What To Say To The Mom Of A Child Having A Meltdown At The Grocery Store

Have you ever attempted a shopping trip with your child (with or without autism) and your child had a meltdown? Like absolutely positively just lost it??? You consider ditching the cart and making a beeline for the front door but then think to yourself, “If I leave every time this happens I will never get any shopping done!” So you push through trying to grab just a few more items from your list before rushing the checkout line and getting everyone and everything safely into the car… Sound familiar?

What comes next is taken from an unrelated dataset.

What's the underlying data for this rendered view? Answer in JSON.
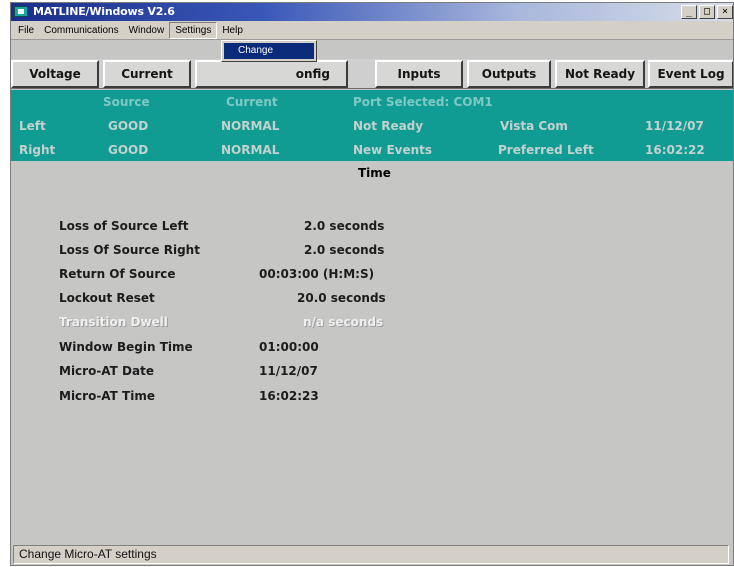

During these moments, wouldn’t it be nice if someone looked at you with genuine understanding and said “I understand” or asked if there was anything they could do for you or your child? Is it so far-fetched to think one stranger might offer another a helping hand? Maybe they don’t say anything. Maybe they just see you coming, carrying your child who is in meltdown mode and they hold the door for you, sending a smile your way to show they genuinely understand. Smiles can speak a thousand words, and we need more smiles that speak to understanding and compassion.

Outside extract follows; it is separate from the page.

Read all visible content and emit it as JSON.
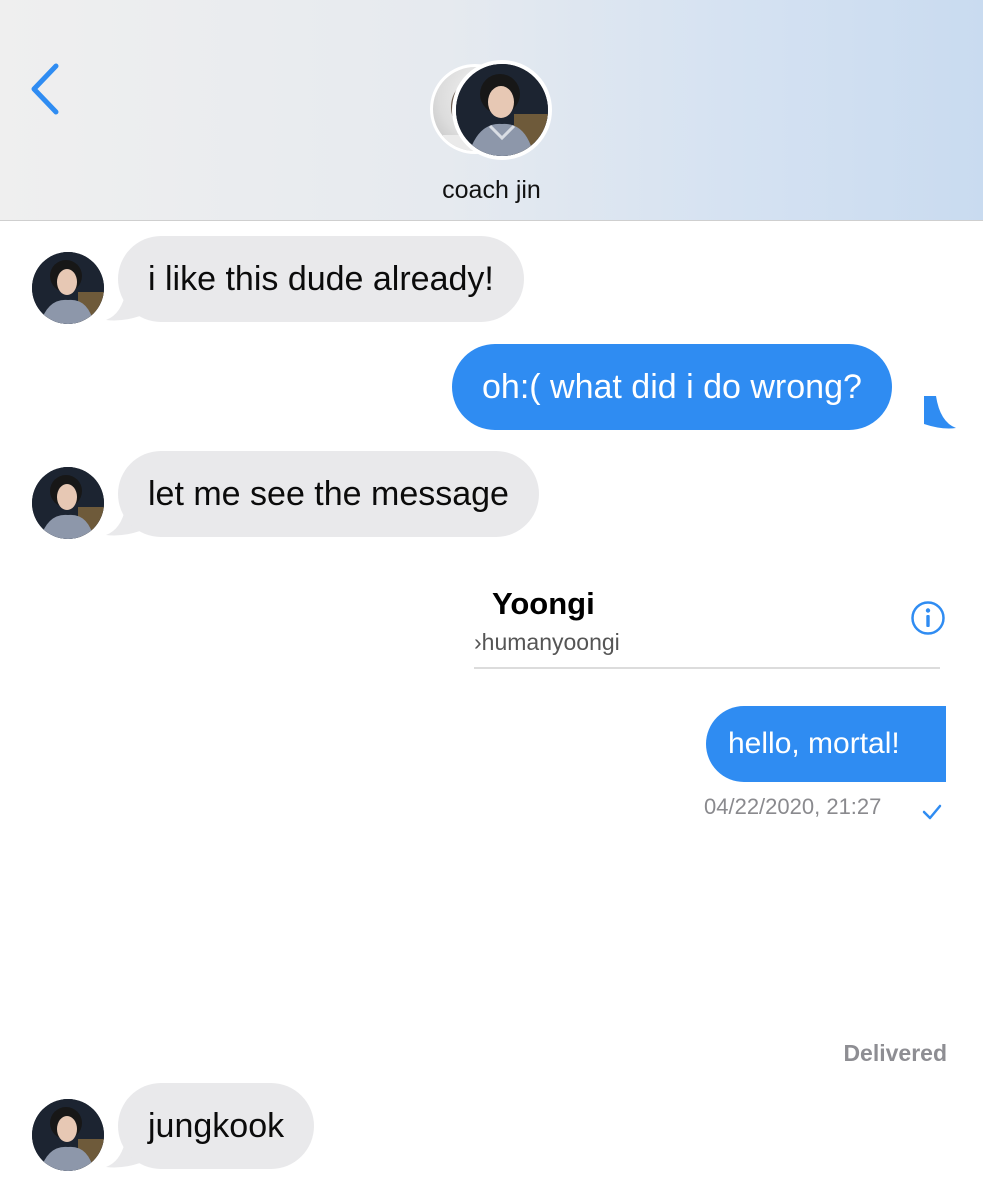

So here is my challenge to everyone reading this article, whether or not you have children or any experience with special needs. Read the following suggestions from moms that we polled that have children with special needs. Then try one of these responses next time you encounter a mom with a child in meltdown mode in a store. AND, remember, ANY child can go into meltdown mode. This list is not exclusive to moms with children who have special needs. This is a list that applies to ALL moms with children who may go into meltdown mode, as many children do at some point during childhood! So bookmark it and keep it handy in case you can’t remember how to respond next time you see a child melting down in the grocery store.

So what is a helpful response according to our moms polled?

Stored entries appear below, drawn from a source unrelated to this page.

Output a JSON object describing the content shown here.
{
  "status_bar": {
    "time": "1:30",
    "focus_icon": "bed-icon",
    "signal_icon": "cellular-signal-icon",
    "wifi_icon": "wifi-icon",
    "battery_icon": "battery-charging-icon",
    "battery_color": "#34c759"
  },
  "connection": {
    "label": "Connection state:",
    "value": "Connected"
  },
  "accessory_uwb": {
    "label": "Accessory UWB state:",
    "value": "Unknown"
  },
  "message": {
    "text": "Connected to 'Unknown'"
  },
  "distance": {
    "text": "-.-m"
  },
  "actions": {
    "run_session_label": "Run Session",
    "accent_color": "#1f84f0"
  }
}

  • A sincere, kind smile that bares no judgment
  • Saying, “it’s okay”
  • Asking, “do you need a hand?”
  • Providing crowd control and helping a mom exit the store with her child if that’s what she expresses she would like to do
  • Holding a door open for a mom carrying her child who is kicking and screaming (in full on meltdown mode) so she and her child can safely exit the store
  • If talking to the mom seems to upset the child further and the mom is not very responsive, she is telling you she’s got it under control and doesn’t need your help, respect that!
  • Avoid staring at the mom and child. They don’t need an extra set of eyes judging them as they try to diffuse the situation.
  • If you have been there, empathize with the mom. Let her know, you were in her shoes not too long ago and offer a helping hand. After all, chances are if you are a mom with a child (with or without special needs)…you’ve been there!

And I have one last suggestion, made by one of our mama’s polled. This suggestion is for the moms of children who often meltdown mid shopping trip. When someone is being judgmental, staring you and/or your child down, and sticking their nose in your business when it is not welcome, look that person in the eye and say:

“S/he has ________ (autism/SPD/apraxia/etc), what’s your super power?”